A handbook of modern life
Ocean came to prominence with his exhibition A handbook of modern life (2012–13) at the National Portrait Gallery London curated by Rosie Broadley who wrote:
"Working swiftly in gouache on large sheets of paper in his studio, Ocean paints his sitters, including family members, friends and professional acquaintances, in simple forms and bold colours. The project has an obsessive character that is compelling and, when seen together, the portraits are an exuberant display of the artist's love of painting, colour and people. The sitters have shared the experience of sitting for a portrait, but Ocean has illuminated something unique about each person-how they tilt their head or how they wear their shirt - with an immediacy that tethers the image to the day they visited the studio."
Etching
In addition to his portrait of Philip Larkin, he is perhaps best known for his iconic etching, Black Love Chair, which appeared on the cover of Paul McCartney's 2007 album Memory Almost Full.[7] This is an image McCartney chose from the series of etchings begun in 2003 when Ocean was working with Maurice Payne in Miankoma Studio in Amagansett, Long Island.
Dot Books
In 2017 Ocean exhibited Dot Book 1 in Drawing Together at the Courtauld Gallery London curated by Dr Ketty Gottardo and Dr Ben Thomas who wrote:
"Humphrey Ocean’s Dot Book also represents a type of artistic wayfaring, on a local scale, as it could be described as recording a notional trip to the supermarket where it becomes ‘impossible to get to Sainsbury’s’ because there are so many arresting motifs to discover along the way which prompt the thought ‘I like that and I want to tell somebody I saw that’. However, this is not a case of taking a line for a walk but of a series of vivid illuminations registered, as it were, at thirty miles an hour throughthe windscreen of a family estate car. The unremarkable objects, logos and snatched views of corners of suburbia collected together in this album of precise, crisply executed drawings are all 'perfectly ordinary' (to use the title of one of Ocean's exhibitions)."

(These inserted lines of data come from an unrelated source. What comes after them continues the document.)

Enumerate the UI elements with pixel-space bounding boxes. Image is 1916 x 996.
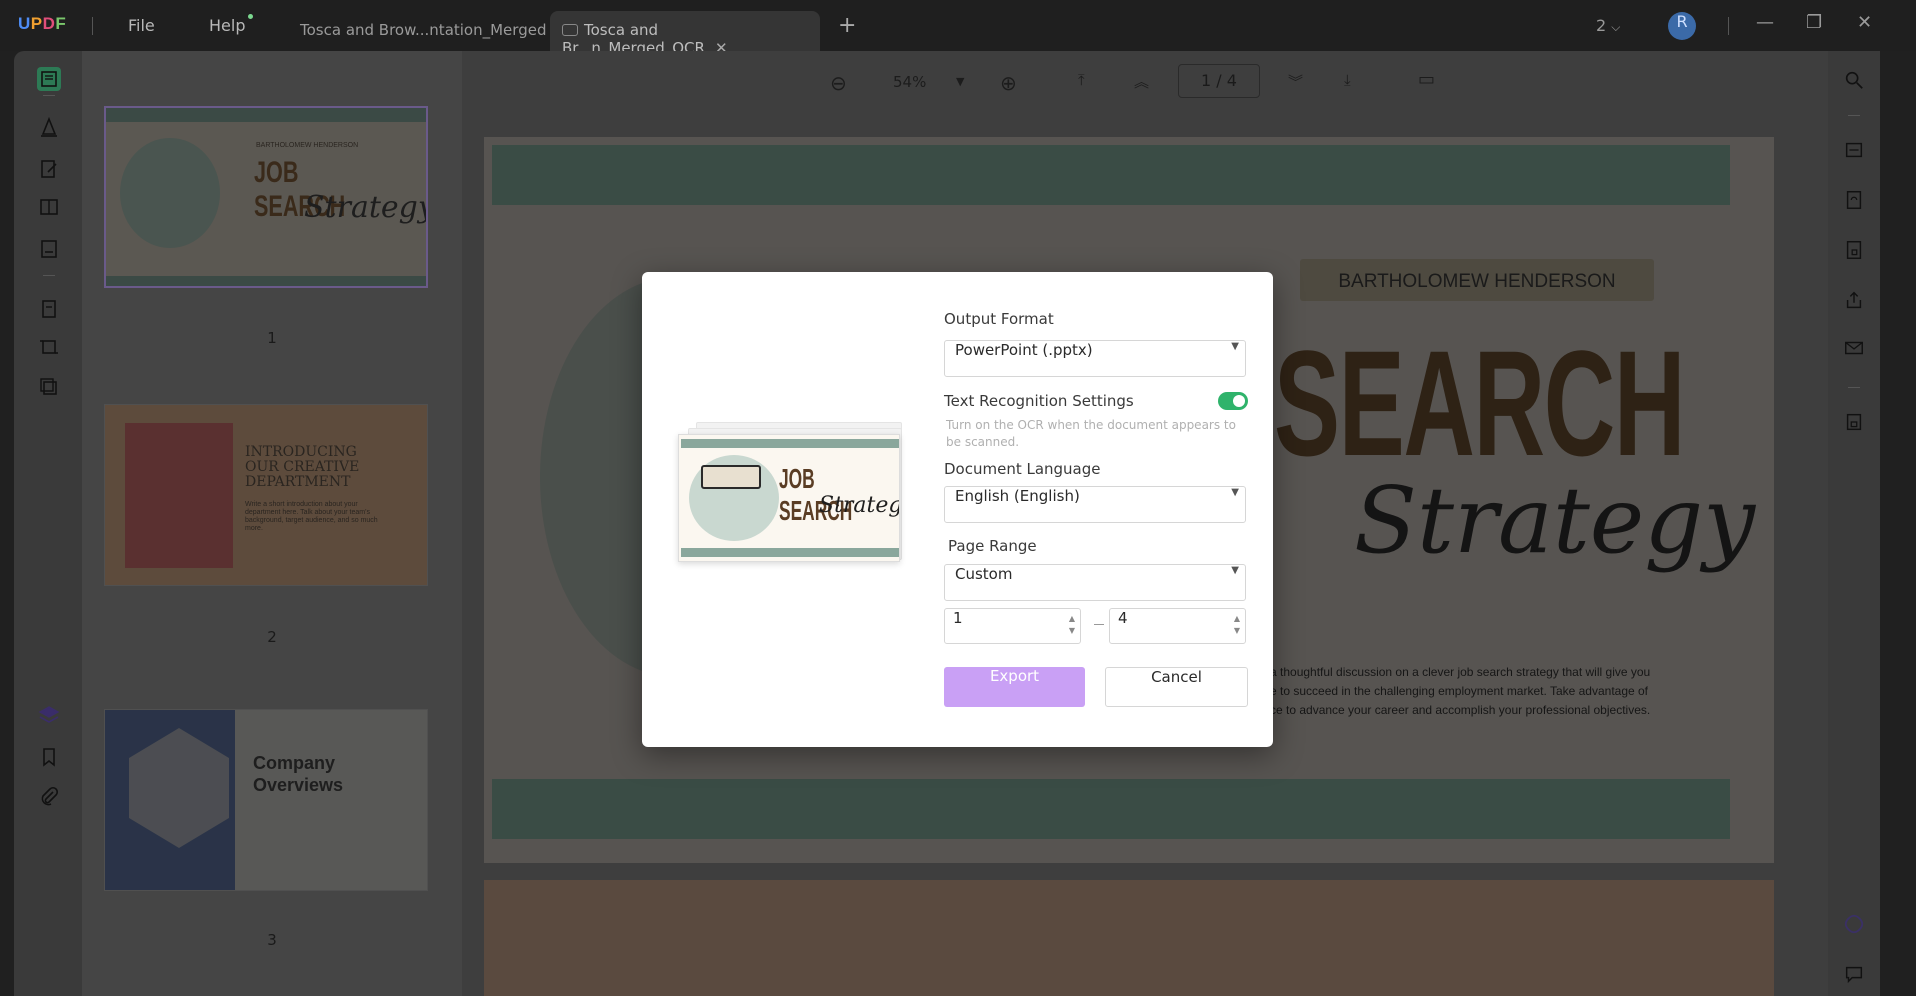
window-count-value: 2 [1596, 16, 1607, 35]
minimize-icon[interactable]: — [1756, 12, 1774, 33]
page-range-label: Page Range [948, 537, 1037, 555]
divider [92, 17, 93, 35]
ocr-toggle[interactable] [1218, 392, 1248, 410]
output-format-select[interactable]: PowerPoint (.pptx) ▼ [944, 340, 1246, 377]
range-from-value: 1 [953, 609, 963, 627]
caret-down-icon: ▼ [1231, 341, 1239, 352]
title-bar: UPDF File Help Tosca and Brow...ntation_… [0, 0, 1916, 57]
export-button[interactable]: Export [944, 667, 1085, 707]
new-tab-icon[interactable]: + [838, 13, 856, 38]
chevron-down-icon: ⌵ [1611, 20, 1621, 34]
notification-dot [248, 14, 253, 19]
restore-icon[interactable]: ❐ [1806, 12, 1822, 33]
cancel-button[interactable]: Cancel [1105, 667, 1248, 707]
preview-band [681, 439, 899, 448]
preview-page: JOB SEARCH Strategy [678, 434, 900, 562]
page-range-select[interactable]: Custom ▼ [944, 564, 1246, 601]
language-value: English (English) [955, 487, 1080, 505]
document-preview: JOB SEARCH Strategy [678, 422, 902, 564]
tab-document-ocr[interactable]: Tosca and Br...n_Merged_OCR ✕ [550, 11, 820, 57]
preview-subtitle: Strategy [819, 493, 899, 518]
caret-down-icon: ▼ [1231, 487, 1239, 498]
updf-logo: UPDF [18, 14, 67, 33]
divider [1728, 17, 1729, 35]
ocr-hint: Turn on the OCR when the document appear… [946, 418, 1236, 449]
menu-help[interactable]: Help [209, 16, 245, 35]
tab-document-merged[interactable]: Tosca and Brow...ntation_Merged [288, 11, 558, 51]
stepper-arrows-icon[interactable]: ▲ ▼ [1069, 613, 1075, 637]
close-window-icon[interactable]: ✕ [1857, 12, 1872, 33]
preview-monitor [701, 465, 761, 489]
range-to-input[interactable]: 4 ▲ ▼ [1109, 608, 1246, 644]
window-count[interactable]: 2 ⌵ [1596, 16, 1620, 35]
range-from-input[interactable]: 1 ▲ ▼ [944, 608, 1081, 644]
range-to-value: 4 [1118, 609, 1128, 627]
output-format-label: Output Format [944, 310, 1054, 328]
ocr-icon [562, 24, 578, 36]
document-language-label: Document Language [944, 460, 1101, 478]
page-range-value: Custom [955, 565, 1013, 583]
tab-label: Tosca and Brow...ntation_Merged [300, 21, 547, 39]
output-format-value: PowerPoint (.pptx) [955, 341, 1093, 359]
caret-down-icon: ▼ [1231, 565, 1239, 576]
preview-band [681, 548, 899, 557]
range-separator [1094, 624, 1104, 625]
stepper-arrows-icon[interactable]: ▲ ▼ [1234, 613, 1240, 637]
menu-file[interactable]: File [128, 16, 155, 35]
avatar[interactable]: R [1668, 12, 1696, 40]
export-ocr-dialog: JOB SEARCH Strategy Output Format PowerP… [642, 272, 1273, 747]
text-recognition-label: Text Recognition Settings [944, 392, 1134, 410]
document-language-select[interactable]: English (English) ▼ [944, 486, 1246, 523]
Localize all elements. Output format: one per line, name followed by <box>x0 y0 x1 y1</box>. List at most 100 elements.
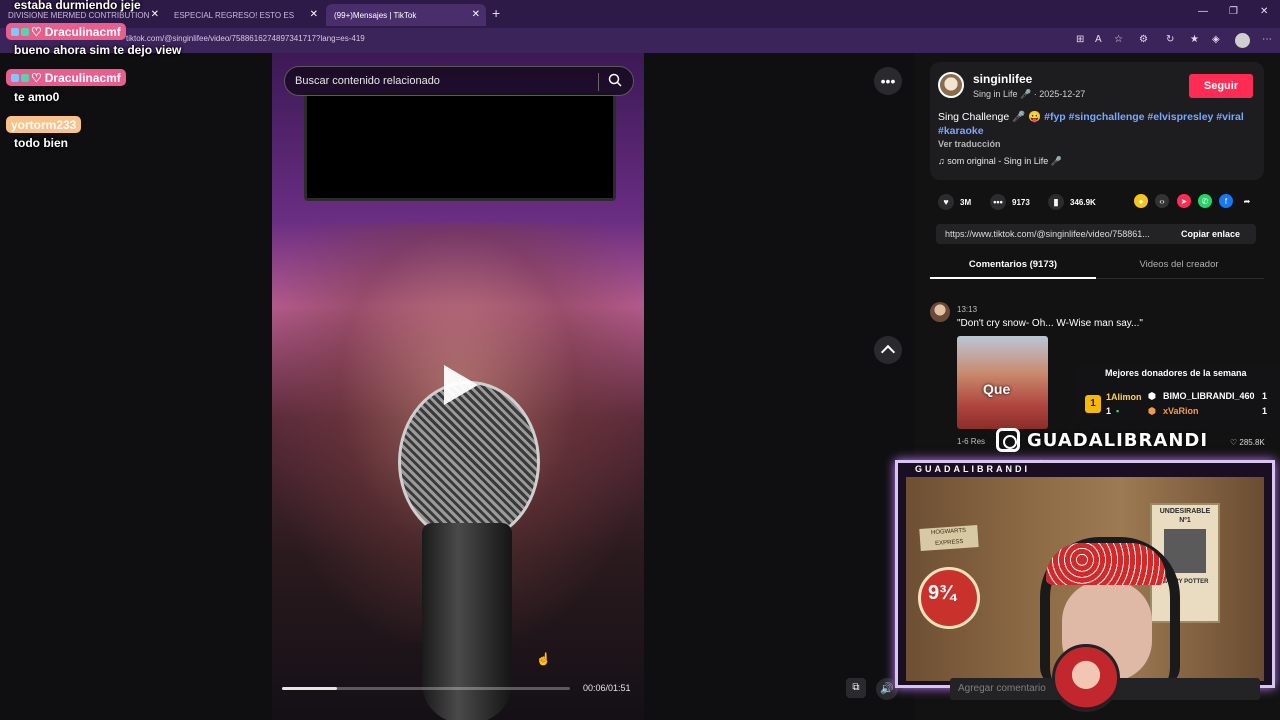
shield-icon[interactable]: ◈ <box>1212 34 1220 45</box>
comment-stat[interactable]: ••• 9173 <box>990 194 1030 210</box>
chat-message: bueno ahora sim te dejo view <box>14 43 182 57</box>
active-tab-indicator <box>930 277 1096 279</box>
send-icon[interactable]: ➤ <box>1177 194 1191 208</box>
copy-link-button[interactable]: Copiar enlace <box>1181 229 1240 239</box>
star-icon[interactable]: ☆ <box>1114 34 1123 45</box>
donor-badge-icon: ⬢ <box>1148 406 1156 416</box>
heart-icon: ♡ <box>31 24 42 39</box>
bookmark-icon: ▮ <box>1048 194 1064 210</box>
creator-avatar[interactable] <box>938 72 964 98</box>
chat-username: ♡ Draculinacmf <box>6 69 126 86</box>
microphone-body <box>422 523 512 720</box>
mouse-cursor: ☝ <box>536 652 551 666</box>
translate-icon[interactable]: A <box>1095 34 1102 45</box>
chat-username-text: Draculinacmf <box>44 24 121 39</box>
gift-icon: ▪ <box>1116 406 1120 416</box>
facebook-icon[interactable]: f <box>1219 194 1233 208</box>
chat-message: todo bien <box>14 136 68 150</box>
chat-username-text: Draculinacmf <box>44 70 121 85</box>
video-link[interactable]: https://www.tiktok.com/@singinlifee/vide… <box>945 229 1171 239</box>
related-search-input[interactable]: Buscar contenido relacionado <box>284 66 634 96</box>
like-count: 3M <box>960 197 972 207</box>
comment-meta[interactable]: 1-6 Res <box>957 437 985 446</box>
search-icon[interactable] <box>608 73 622 87</box>
close-window-icon[interactable]: ✕ <box>1260 6 1268 17</box>
save-count: 346.9K <box>1070 197 1096 207</box>
chat-message: estaba durmiendo jeje <box>14 0 141 12</box>
heart-icon: ♡ <box>31 70 42 85</box>
badge-icon <box>11 27 19 36</box>
see-translation-link[interactable]: Ver traducción <box>938 139 1001 149</box>
follow-button[interactable]: Seguir <box>1189 74 1253 98</box>
previous-video-button[interactable] <box>874 336 902 364</box>
tab-comments[interactable]: Comentarios (9173) <box>930 259 1096 270</box>
creator-name[interactable]: singinlifee <box>973 72 1032 86</box>
left-pane <box>0 53 272 720</box>
browser-tab-2[interactable]: ESPECIAL REGRESO! ESTO ES ✕ <box>166 4 324 26</box>
install-icon[interactable]: ⊞ <box>1076 34 1084 45</box>
donor-count: 1 <box>1106 406 1112 416</box>
instagram-handle: GUADALIBRANDI <box>1027 430 1209 451</box>
like-stat[interactable]: ♥ 3M <box>938 194 971 210</box>
more-options-button[interactable]: ••• <box>874 67 902 95</box>
close-icon[interactable]: ✕ <box>151 9 159 20</box>
menu-icon[interactable]: ⋯ <box>1262 34 1272 45</box>
donor-badge-icon: ⬢ <box>1148 391 1156 401</box>
commenter-avatar[interactable] <box>930 302 950 322</box>
minimize-icon[interactable]: — <box>1198 6 1208 17</box>
progress-bar[interactable] <box>282 687 570 690</box>
donors-title: Mejores donadores de la semana <box>1105 368 1247 378</box>
badge-icon <box>21 73 29 82</box>
coin-icon[interactable]: ● <box>1134 194 1148 208</box>
tab-creator-videos[interactable]: Videos del creador <box>1096 259 1262 270</box>
comment-likes[interactable]: ♡ 285.8K <box>1230 438 1265 447</box>
chat-username: yortorm233 <box>6 116 82 133</box>
comment-time: 13:13 <box>957 305 978 314</box>
comment-image-caption: Que <box>983 381 1011 397</box>
timecode: 00:06/01:51 <box>583 683 631 693</box>
extensions-icon[interactable]: ⚙ <box>1139 34 1148 45</box>
browser-tab-3[interactable]: (99+)Mensajes | TikTok ✕ <box>326 4 486 26</box>
badge-icon <box>21 27 29 36</box>
sound-link[interactable]: ♫ som original - Sing in Life 🎤 <box>938 156 1062 167</box>
new-tab-icon[interactable]: + <box>492 5 500 21</box>
platform-number: 9¾ <box>928 582 956 604</box>
save-stat[interactable]: ▮ 346.9K <box>1048 194 1096 210</box>
comment-count: 9173 <box>1012 197 1030 207</box>
hogwarts-sign: HOGWARTS EXPRESS <box>919 525 979 551</box>
chat-username: ♡ Draculinacmf <box>6 23 126 40</box>
restore-icon[interactable]: ❐ <box>1229 6 1238 17</box>
url-field[interactable]: tiktok.com/@singinlifee/video/7588616274… <box>126 34 365 43</box>
play-icon[interactable] <box>444 365 478 405</box>
donor-name: 1Alimon <box>1106 392 1142 402</box>
video-player[interactable]: Buscar contenido relacionado 00:06/01:51 <box>272 53 644 720</box>
creator-subtitle: Sing in Life 🎤 · 2025-12-27 <box>973 89 1086 99</box>
search-placeholder: Buscar contenido relacionado <box>295 75 440 87</box>
bandana <box>1046 543 1166 585</box>
badge-icon <box>11 73 19 82</box>
embed-icon[interactable]: ‹› <box>1155 194 1169 208</box>
favorites-icon[interactable]: ★ <box>1190 34 1199 45</box>
post-caption: Sing Challenge 🎤 😛 #fyp #singchallenge #… <box>938 110 1256 138</box>
instagram-icon <box>996 428 1020 452</box>
divider <box>598 73 599 91</box>
close-icon[interactable]: ✕ <box>472 9 480 20</box>
streamer-avatar <box>1052 644 1120 712</box>
close-icon[interactable]: ✕ <box>310 9 318 20</box>
sync-icon[interactable]: ↻ <box>1166 34 1174 45</box>
progress-fill <box>282 687 337 690</box>
tab-title: (99+)Mensajes | TikTok <box>334 10 417 20</box>
microphone-head <box>398 381 540 543</box>
donor-name: BIMO_LIBRANDI_460 <box>1163 391 1255 401</box>
whatsapp-icon[interactable]: ✆ <box>1198 194 1212 208</box>
donor-count: 1 <box>1262 406 1268 416</box>
pip-icon[interactable]: ⧉ <box>846 678 866 698</box>
profile-avatar[interactable] <box>1235 33 1250 48</box>
video-screen <box>304 93 616 201</box>
comment-text: "Don't cry snow- Oh... W-Wise man say...… <box>957 318 1143 329</box>
share-arrow-icon[interactable]: ➦ <box>1240 194 1254 208</box>
comment-input-placeholder: Agregar comentario <box>958 683 1046 694</box>
rank-medal: 1 <box>1085 395 1101 413</box>
donor-name: xVaRion <box>1163 406 1199 416</box>
chat-username-text: yortorm233 <box>11 117 77 132</box>
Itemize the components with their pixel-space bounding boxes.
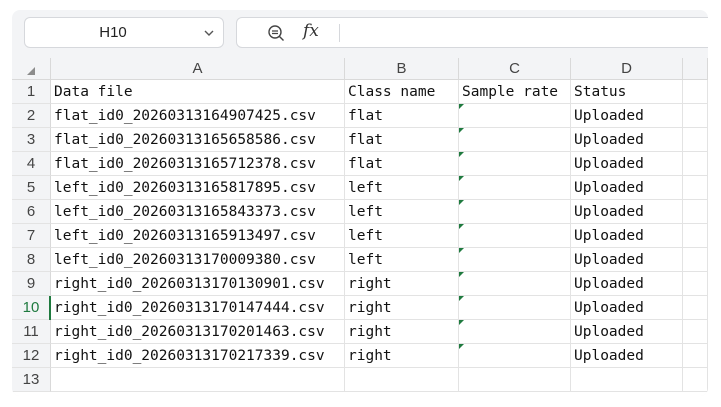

In 2013 Lord Volvo and his Estate (1982) by Ocean was voted one of 57 of the nation’s favourite paintings and appeared on billboards around Britain in Art Everywhere organised by the Art Fund.[9] In 2014 he completed a portrait[10] of Randy Lerner for the National Portrait Gallery. In the same year he advised on Turner's approach to perspective in Mike Leigh’s film Mr Turner.
For BBC Radio 3 he presented The Essay about Impington Village College (2016) and on Radio 4 he featured in Will GompertzGets Creative (2015), Only Artists with Mark Alexander (2018) and Start The Week (2019). In 2019 the Royal Academy published a 320 page full colour monograph of his work, written by Dr Ben Thomas, and also A Book of Birds by Humphrey Ocean. At Eton College in 2022 the exhibition Fresh as Paint was Ocean's personal selection of objects and art from the school collections. In 2022 the British Museum acquired seven works, four of which were displayed in 2023 in New Acquisitions in the Department of Prints and Drawings.
In 2024 That Was Close at hairdresser DKUK in Peckham (you look at art instead of mirrors) was followed by his first one-person exhibition at Christine König in Vienna, Das Bild und sein Buch.
Humphrey Ocean is married to artist Miranda Argyle and has two daughters, Ruby and Beatrice. He lives and works in south London.